Add DCB Bank Ltd For Target Rs.110 - Centrum Broking
Weak quarter, but recoveries were healthy
DCB Bank’s (DCB) earnings were weak, driven by NII/NIM miss, in turn led by interest reversals, higher interest cost, and provisioning spike. Lower NII was partly offset by higher treasury gains while opex was in-line, though PPoP was a miss. While credit flow was marred in Q1FY22, July’21 saw good momentum and DCB expects a 10-12% credit growth in FY22.
Gross slippage ratio spiked to 8.2% but recoveries in Q1FY22 were strong at Rs2.5bn (FY21 Rs1.1bn). GNPA/NNPA rose by 77bp/53bp sequentially to 4.9%/2.8%. Restructured pool increased QoQ from 4.2% to 6.1% of loans and the bank does not expect severe problems from this pool since it carries adequate collateral cover and underlying cash flows are intact. Recovery outlook is better while buffer provisions stand at Rs1.08bn or 42bp of closing loans. Maintain ADD and multiple at 0.9x FY23E ABV, but change TP to Rs110.

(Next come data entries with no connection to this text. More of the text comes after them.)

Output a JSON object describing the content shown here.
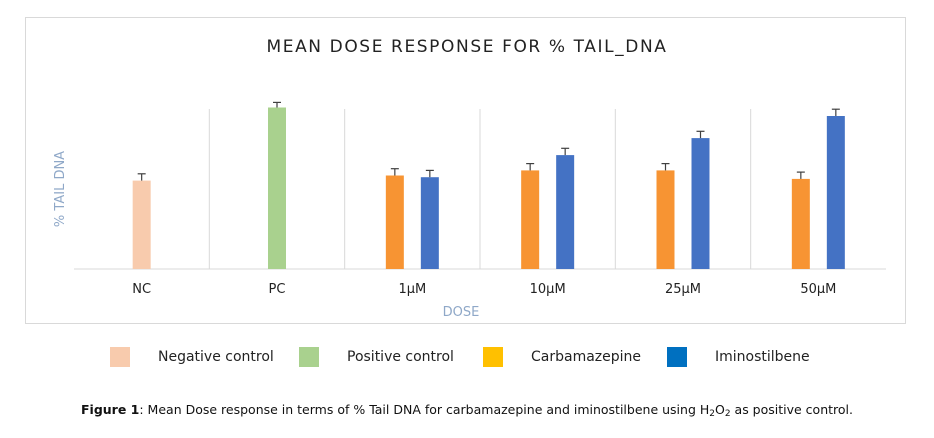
{
  "chart_data": {
    "type": "bar",
    "title": "MEAN DOSE RESPONSE FOR % TAIL_DNA",
    "xlabel": "DOSE",
    "ylabel": "% TAIL DNA",
    "categories": [
      "NC",
      "PC",
      "1µM",
      "10µM",
      "25µM",
      "50µM"
    ],
    "ylim": [
      0,
      100
    ],
    "series": [
      {
        "name": "Negative control",
        "color": "#f8cbad",
        "values": [
          52,
          null,
          null,
          null,
          null,
          null
        ],
        "errors": [
          4,
          null,
          null,
          null,
          null,
          null
        ]
      },
      {
        "name": "Positive control",
        "color": "#a9d18e",
        "values": [
          null,
          95,
          null,
          null,
          null,
          null
        ],
        "errors": [
          null,
          3,
          null,
          null,
          null,
          null
        ]
      },
      {
        "name": "Carbamazepine",
        "color": "#ffc000",
        "bar_color": "#f79433",
        "values": [
          null,
          null,
          55,
          58,
          58,
          53
        ],
        "errors": [
          null,
          null,
          4,
          4,
          4,
          4
        ]
      },
      {
        "name": "Iminostilbene",
        "color": "#0070c0",
        "bar_color": "#4472c4",
        "values": [
          null,
          null,
          54,
          67,
          77,
          90
        ],
        "errors": [
          null,
          null,
          4,
          4,
          4,
          4
        ]
      }
    ],
    "grid": false,
    "legend_position": "bottom"
  },
  "caption": {
    "label": "Figure 1",
    "text_before": ": Mean Dose response in terms of % Tail DNA for carbamazepine and iminostilbene using H",
    "sub1": "2",
    "text_mid": "O",
    "sub2": "2",
    "text_after": " as positive control."
  }
}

Q1FY22 results – miss on PPoP due to lower NII; provisions surge
NII was Rs3.1bn lower than estimate of Rs3.3bn due to interest reversals and softer LDR due to higher deposit growth. Loan growth was 1.7% YoY (est. 2.6%) while LDR was 83% (est. 88%). Cost of funds rose QoQ from 6.2% to 6.3%. Hence, NIM was a miss at 3.4% (est. 3.8%). Other income at Rs1.2bn (est. Rs1bn) was higher, led by treasury gains of Rs538mn (est. Rs100mn) while fee income was lower at Rs472mn (est. Rs600mn).

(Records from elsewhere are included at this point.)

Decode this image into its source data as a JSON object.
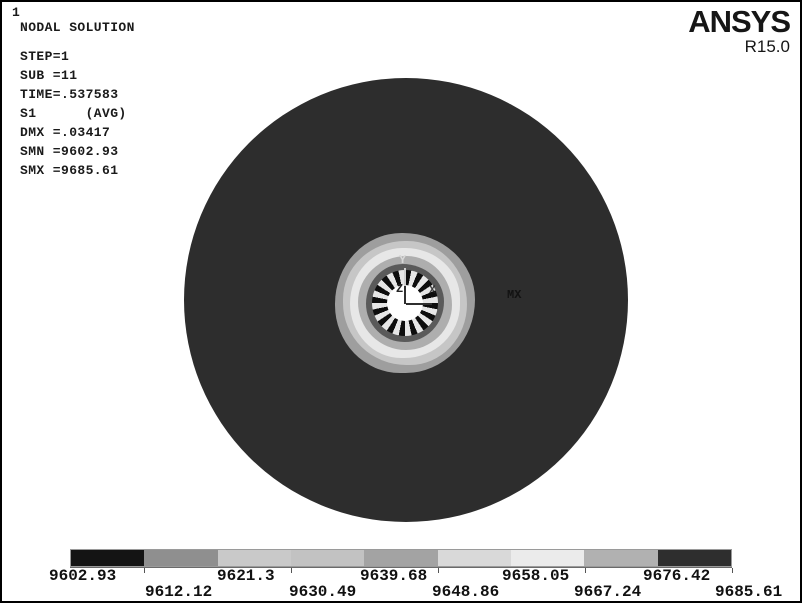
{
  "window": {
    "page_number": "1",
    "title": "NODAL SOLUTION"
  },
  "logo": {
    "brand": "ANSYS",
    "version": "R15.0"
  },
  "solution_info": {
    "lines": [
      "STEP=1",
      "SUB =11",
      "TIME=.537583",
      "S1      (AVG)",
      "DMX =.03417",
      "SMN =9602.93",
      "SMX =9685.61"
    ]
  },
  "plot": {
    "mx_marker": "MX",
    "triad": {
      "x": "X",
      "y": "Y",
      "z": "Z"
    }
  },
  "chart_data": {
    "type": "heatmap",
    "title": "NODAL SOLUTION",
    "result_item": "S1 (AVG)",
    "step": 1,
    "substep": 11,
    "time": 0.537583,
    "dmx": 0.03417,
    "smn": 9602.93,
    "smx": 9685.61,
    "legend": {
      "boundary_labels": [
        "9602.93",
        "9612.12",
        "9621.3",
        "9630.49",
        "9639.68",
        "9648.86",
        "9658.05",
        "9667.24",
        "9676.42",
        "9685.61"
      ],
      "boundary_values": [
        9602.93,
        9612.12,
        9621.3,
        9630.49,
        9639.68,
        9648.86,
        9658.05,
        9667.24,
        9676.42,
        9685.61
      ],
      "band_colors": [
        "#141414",
        "#8f8f8f",
        "#c9c9c9",
        "#c2c2c2",
        "#a3a3a3",
        "#d9d9d9",
        "#ebebeb",
        "#b1b1b1",
        "#2e2e2e"
      ],
      "labels_top_row": [
        "9602.93",
        "9621.3",
        "9639.68",
        "9658.05",
        "9676.42"
      ],
      "labels_bottom_row": [
        "9612.12",
        "9630.49",
        "9648.86",
        "9667.24",
        "9685.61"
      ],
      "disc_color": "#2d2d2d"
    }
  }
}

Opex was in-line at Rs2.3bn with employee cost being slightly higher, which was offset by lower other opex. GNPA/NNPA worsened QoQ by 77bp/53bp to 4.9%/2.8%, led by higher than expected slippages, though recoveries were healthy. Provisions surged QoQ to Rs1.6bn (est. Rs1.2bn), which included NPA Rs1.3bn, floating Rs30mn and standard Rs170mn. PAT was Rs338mn (est. Rs654mn).
Spike in gross slippages partially offset by better recoveries
Gross slippages for the quarter were much higher at Rs5.2bn, though recoveries and upgrades were healthy at Rs2.5bn. Hence, net slippage ratio was 4.2% (est. 3.9%). Higher upgrades were not due to OTR, as it only had a minimal impact on upgrades. Restructured pool increased QoQ from 4.2% to 6.1% of loans, majorly driven by mortgage, SME and CV segments while Rs160-170mn came from the PL segment. The bank does not expect severe problems from the restructured pool, as it carries adequate collateral cover and underlying business cash flows are intact. The bank expects recoveries to pick up, as July’21 collections were materially better. Buffer provisions stand at Rs1.08bn or 42bp of closing loans.
Credit flow weak in Q1, but picked up in July
Disbursals were impacted in Q1FY22, but saw strong momentum in July’21 on a MoM basis. Healthy credit flow could continue assuming there are no major disruptions on account of a third wave. Credit growth for FY22 is expected to be in the 10-12% range against previous guidance of high-teens, due to lower disbursals in Q1FY22. DCB is seeing good opportunities in the home loan segment, which constitutes around 22% of the loan book and its share may go up to 30% in 1-2 years. Also, RoE for this product is attractive at 14%. Traction in RTD continues with its share rising to 62% from 57% a year ago. Interbank deposit contribution reduced from 12% to 8%, which may further decline to 5% in 1-1.5 years.
Valuation and risks
Due to lower NII and higher slippages, we lower our PAT estimates for FY22/23 by 13%/6%. Recoveries saw good traction in the quarter, but we would wait for the pace of recovery to sustain before we upgrade the stock. We maintain multiple at 0.9x FY23E ABV but revise TP to Rs110 (earlier Rs102). Retain ADD. Risks: higher stress and slower recovery pace.